The US Army had declined a previous request to remove the names of Robert E. Lee and Thomas Jonathan “Stonewall” Jackson from its streets, saying they were honored at Fort Hamilton “as individuals, not as any particular cause or ideology,” according to a letter from the office of the assistant secretary of Manpower and Reserve Affairs.

“Symbols of slavery and racism have no place in New York,” the governor wrote in a letter to McCarthy. “Unlike President Trump, we stand together to say that there are not many sides to hatred and bigotry; they do not belong in our communities and must be denounced for what they are. Renaming these streets will send a clear message that in New York, we stand against intolerance and racism, whether it be insidious and hidden or obvious and intentional.”

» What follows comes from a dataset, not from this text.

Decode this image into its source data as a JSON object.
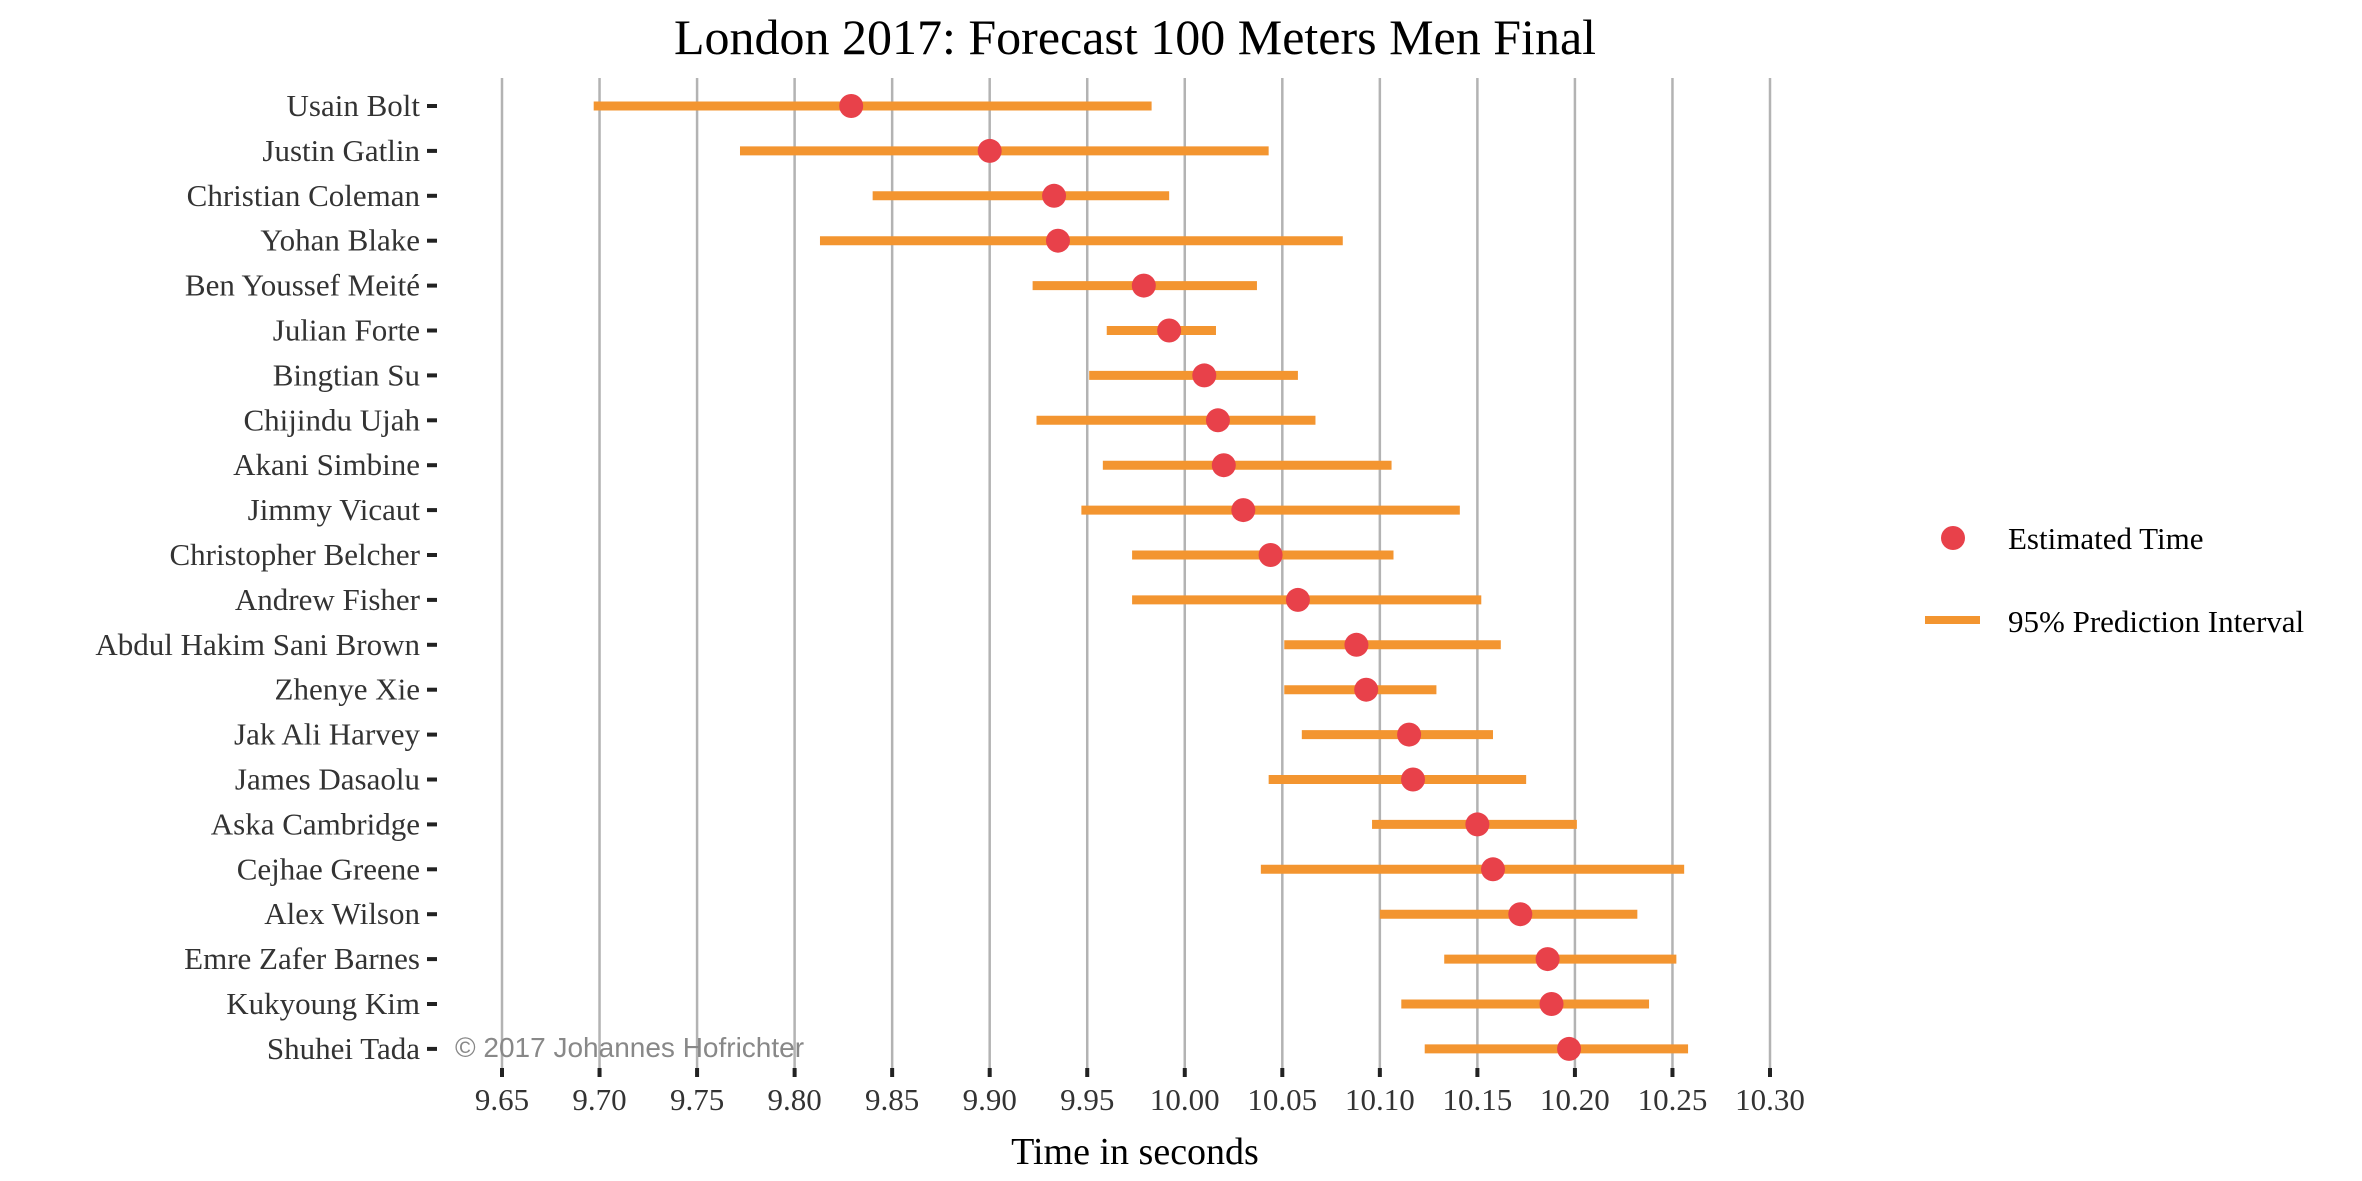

Prior to the violence in Charlottesville, the Army responded to US Rep. Yvette Clarke of Brooklyn, who in June wrote a request of removal with three other members of Congress.

“To honor these men who believed in the ideology of white supremacy and fought to maintain the institution of slavery constitutes a grievous insult to the many thousands of people in Brooklyn who are descendants of the slaves held in bondage,” the representatives wrote.

Senior official Diane Randon replied that the Army recognizes “the significance and sensitivity of the issue,” but said renaming efforts would be “controversial and divisive … contrary to the nation’s original intent in naming these streets, which was the spirit of reconciliation.”

An Army official told CNN that the current policy includes naming military streets “for a soldier who holds a place of significance in our military history. The great generals of the Civil War, Union and Confederate, are an inextricable part of our military history.”

Clarke expressed her disappointment with the decision, calling its reasoning “nonsense.” Patrick Rheaume, a spokesman for Clarke, said they will continue to explore legislative options.

According to the Southern Poverty Law Center and its Intelligence Project, which tracks hate groups and extremism across the country, there are 1,503 Confederate place names and other symbols in public spaces. Among them are 109 public schools, 80 counties and cities and 10 US military bases bearing the names of Confederate leaders.

All the bases are in former Confederate states, including Fort Gordon in Georgia, Fort Hood in Texas and Forts Lee, A.P Hill and Pickett in Virginia.

After a 2015 national debate on the Confederate flag, which emerged after a white supremacist who posed with the flag shot and killed nine African-Americans in a Charleston, South Carolina, church, the Pentagon announced those military bases named after Confederate officers are not expected to be rebranded.

Meanwhile, communities across the South have taken an active part in the heated debate. While some opt to take down monuments, such as the recently removed Confederate Memorial in Forest Park in St. Louis, states like Alabama have signed into law protection of the landmarks.

“There shouldn’t be anything honoring the Confederate on public land,” Heidi Beirich, director of the Intelligence Project, told CNN. “The government who represents all Americans should not have this offensive symbology on public property.”

Beirich also mentioned the Confederate Memorial erected at Arlington National Cemetery, which she said depicts and perpetuates the image of the black slave. “The South spent decades reversing the result of the Civil War by honoring the Confederacy infused with this symbology,” Beirich said. She added that those names and symbols belong in museums, not on street signs where they “don’t give context but honor these people.”